Je crains fort que nos diplomates, étendus sur le lit de Procuste des droits de l'hommisme, du politiquement correct, de la main tendue, de l'angélisme ne sont plus capables, dans la situation européenne et méditerranéenne qui ne cesse de se dégrader tragiquement, de saisir les impératifs de la Realpolitik telle qu'elle a été pratiquée depuis des siècles par un Metternich, un Bismarck, un Churchill mais aussi en Suisse, à un niveau plus modeste, par des Conseillers fédéraux d'antan qui avaient le sens de la dignité de l'Etat et ne redoutaient pas la confrontation. Dans ces conditions, il n'est pas étonnant que ces dernières années la diplomatie helvétique, la tête dans les nuages de l'idéal et les pieds dans la glèbe de la pusillanimité, ait essuyé de retentissants échecs, tant en Europe qu'aux Etats-Unis ou en Afrique du nord.

 

 

2 commentaires

  1. Posté par Fergile le

    La soumission au politiquement correct étant une condition sine qua non pour parvenir à la tête de l’état, et ce politiquement correct (que j’aime aussi à appeler « gauchisme », puisque ce sont des gens bien gauches qui le pratiquent) étant une négation de la réalité, il n’est simplement pas possible pour nos autorités de pratiquer la Realpolitik.
    Car pour ce faire il faudrait pouvoir dire, et penser, les choses telles qu’elles sont et non telles qu’elles ont été imaginées dans des cerveaux, encore une fois, particulièrement gauches, ou autrement dit « sinistres ».

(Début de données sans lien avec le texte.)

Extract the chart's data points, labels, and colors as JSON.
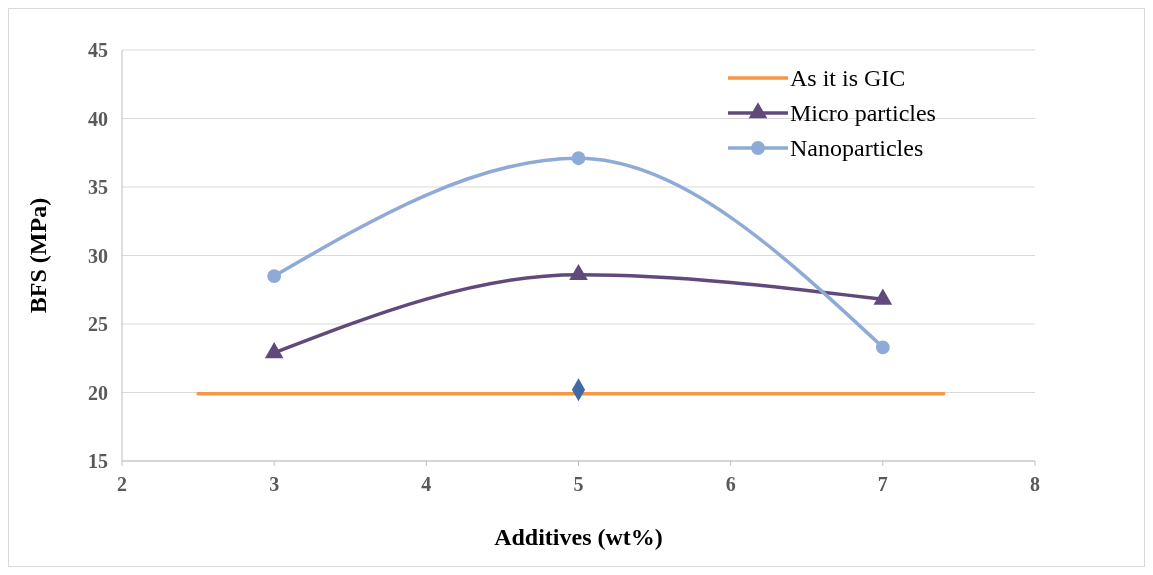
{
  "chart_data": {
    "type": "line",
    "xlabel": "Additives  (wt%)",
    "ylabel": "BFS (MPa)",
    "xlim": [
      2,
      8
    ],
    "xticks": [
      2,
      3,
      4,
      5,
      6,
      7,
      8
    ],
    "ylim": [
      15,
      45
    ],
    "yticks": [
      15,
      20,
      25,
      30,
      35,
      40,
      45
    ],
    "grid": "y",
    "legend": "top right",
    "series": [
      {
        "name": "As it is GIC",
        "color": "#f79646",
        "x": [
          2.5,
          7.4
        ],
        "values": [
          19.9,
          19.9
        ],
        "marker": "none"
      },
      {
        "name": "Micro particles",
        "color": "#604a7b",
        "x": [
          3,
          5,
          7
        ],
        "values": [
          22.9,
          28.6,
          26.8
        ],
        "marker": "triangle"
      },
      {
        "name": "Nanoparticles",
        "color": "#8eaad6",
        "x": [
          3,
          5,
          7
        ],
        "values": [
          28.5,
          37.1,
          23.3
        ],
        "marker": "circle"
      },
      {
        "type": "scatter",
        "color": "#3f6aa6",
        "x": [
          5
        ],
        "values": [
          20.2
        ],
        "marker": "diamond"
      }
    ]
  }
}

  2. Posté par Jan Marejko le

    Analyse lucide, pertinente, impitoyable. A-t-on lavé le cerveau de nos élites ? Mais qui ? Si nous pouvions répondre, nous pourrions agir. Or, nous ne pouvons pas répondre, sauf à mentionner le climat ambiant, les Universités, les agences de communication, particulièrement débiles en matière d’histoire et de politique. Et puis, il y a plus grave que le lavage de cerveau, à savoir la bêtise, tout simplement.